At our peak, a stunning 45% of the homes offered for sale in Berkeley received more than five offers. That number has since dropped to 22% for August. Unsurprisingly, the most active listings were on the lower to mid-range for the area (in Berkeley the average list price to receive the highest number of offers was $759k).
How much did these bidding wars help the Sellers? Average overbid on my Berkeley sample was a whopping $223k over list price. I expect the number of bidding wars will continue to decline as the market stabilizes.
Now that our property markets seem to be balancing and the days of double-digit appreciation have subsided, I’ve had many conversations with investors over what the medium-term outlook for the Bay Area could be.
The obvious factors are all in play; interest rates, demographics, supply increases and rising incomes. One of the hardest to pin down is the inflow of buyers from overseas, which has been increasing mightily over the last two years.
This recent WSJ article does a good job of laying out both the attractions for migration and the scale of the potential; it quotes a recent study finding that 64% of wealthy Chinese had plans to leave and points out why:
To be sure, the departure of China’s brightest and best for study and work isn’t a fresh phenomenon. China’s communist revolution was led, after all, by intellectuals schooled in Europe. What’s new is that they are planning to leave the country in its ascendancy. More and more talented Chinese are looking at the upward trajectory of this emerging superpower and deciding, nevertheless, that they’re better off elsewhere.
The decision to go is often a mix of push and pull. The elite are discovering that they can buy a comfortable lifestyle at surprisingly affordable prices in places such as California and the Australian Gold Coast, while no amount of money can purchase an escape in China from the immense problems afflicting its urban society: pollution, food safety, a broken education system. The new political era of President Xi Jinping, meanwhile, has created as much anxiety as hope.
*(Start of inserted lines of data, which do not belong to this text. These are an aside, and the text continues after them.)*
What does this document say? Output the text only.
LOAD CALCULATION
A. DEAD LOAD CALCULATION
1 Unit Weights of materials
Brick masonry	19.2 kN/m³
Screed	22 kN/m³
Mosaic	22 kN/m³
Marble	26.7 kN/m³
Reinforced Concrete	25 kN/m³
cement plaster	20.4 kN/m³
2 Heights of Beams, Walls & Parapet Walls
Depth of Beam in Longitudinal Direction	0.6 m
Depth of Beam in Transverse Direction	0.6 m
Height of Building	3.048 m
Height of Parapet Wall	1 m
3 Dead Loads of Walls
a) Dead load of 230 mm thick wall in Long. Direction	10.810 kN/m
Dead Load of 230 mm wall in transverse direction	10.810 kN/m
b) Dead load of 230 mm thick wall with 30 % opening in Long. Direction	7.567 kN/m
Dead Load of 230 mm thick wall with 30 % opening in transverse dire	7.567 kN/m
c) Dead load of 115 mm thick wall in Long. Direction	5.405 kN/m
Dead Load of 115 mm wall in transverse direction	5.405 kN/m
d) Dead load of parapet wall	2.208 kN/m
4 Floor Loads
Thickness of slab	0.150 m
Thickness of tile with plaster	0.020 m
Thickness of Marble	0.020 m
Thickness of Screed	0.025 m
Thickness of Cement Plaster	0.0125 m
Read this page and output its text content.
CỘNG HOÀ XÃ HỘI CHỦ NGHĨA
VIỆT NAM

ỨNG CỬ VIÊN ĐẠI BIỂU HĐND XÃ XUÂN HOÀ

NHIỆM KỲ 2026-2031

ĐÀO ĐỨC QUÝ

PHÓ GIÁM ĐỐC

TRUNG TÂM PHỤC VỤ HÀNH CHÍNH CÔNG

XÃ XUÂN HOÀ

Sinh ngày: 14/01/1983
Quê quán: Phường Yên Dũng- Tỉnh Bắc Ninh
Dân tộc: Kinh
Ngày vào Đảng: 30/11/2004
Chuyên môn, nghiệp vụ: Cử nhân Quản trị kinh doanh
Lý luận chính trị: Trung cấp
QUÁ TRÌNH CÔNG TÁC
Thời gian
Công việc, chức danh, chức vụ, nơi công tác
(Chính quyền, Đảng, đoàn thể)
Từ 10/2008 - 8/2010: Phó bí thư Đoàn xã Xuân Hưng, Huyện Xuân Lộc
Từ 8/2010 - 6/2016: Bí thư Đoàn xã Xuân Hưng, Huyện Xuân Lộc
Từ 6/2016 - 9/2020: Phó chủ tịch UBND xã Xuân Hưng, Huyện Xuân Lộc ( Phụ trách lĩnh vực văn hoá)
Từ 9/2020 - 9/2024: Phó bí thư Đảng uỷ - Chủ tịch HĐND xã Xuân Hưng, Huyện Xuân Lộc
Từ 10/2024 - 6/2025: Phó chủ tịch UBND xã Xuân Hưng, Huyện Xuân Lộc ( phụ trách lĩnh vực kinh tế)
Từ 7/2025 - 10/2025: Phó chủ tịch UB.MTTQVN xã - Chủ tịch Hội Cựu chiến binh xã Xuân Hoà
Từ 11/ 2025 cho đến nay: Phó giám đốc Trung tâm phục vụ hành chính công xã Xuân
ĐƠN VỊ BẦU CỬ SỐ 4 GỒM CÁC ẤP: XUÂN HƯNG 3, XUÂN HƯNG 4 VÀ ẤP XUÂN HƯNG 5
via The Great Chinese Exodus – WSJ.
That said, one ex-pat I’d been discussing this with reminded me that all of the rules regarding capital controls are still on the books in China. What remains to be seen is how quickly the PRC could begin to enforce them should they want to stem the tide.
My long-time clients who check in to see how the market is doing will remember that one of the key statistics I watch is growth in the median wage.
A recent article in the Contra Costa Times highlights how well the Bay Area is doing in this regard. While affordability will begin to dampen further price increases, as our local economy continues to outpace the rest of the nation and interest rates remain historically low, we’ll see a solid floor to our real estate market for the medium term with some upside should inflation begin to pick up – the wild card along the West Coast will be whether the inflow of money from China, India and others continue as investors abroad seek a safe haven for their capital:
Wages and benefits for private industry employees in the Bay Area are rising more quickly than in any other major metro region in the country and twice as fast as the national average, a government survey released Tuesday shows.
“It’s tech. High tech is driving this,” said Christopher Thornberg, founding partner with Beacon Economics. “The Bay Area has one of the strongest economies in the nation.”
Total compensation — measured as the combination of wages, salaries and benefits — for people working in private industry in the nine-county Bay Area rose 4.6 percent over the 12 months that ended in June, the U.S. Bureau of Labor Statistics reported.
via Bay Area wages and benefits rising twice as fast as national average – ContraCostaTimes.com.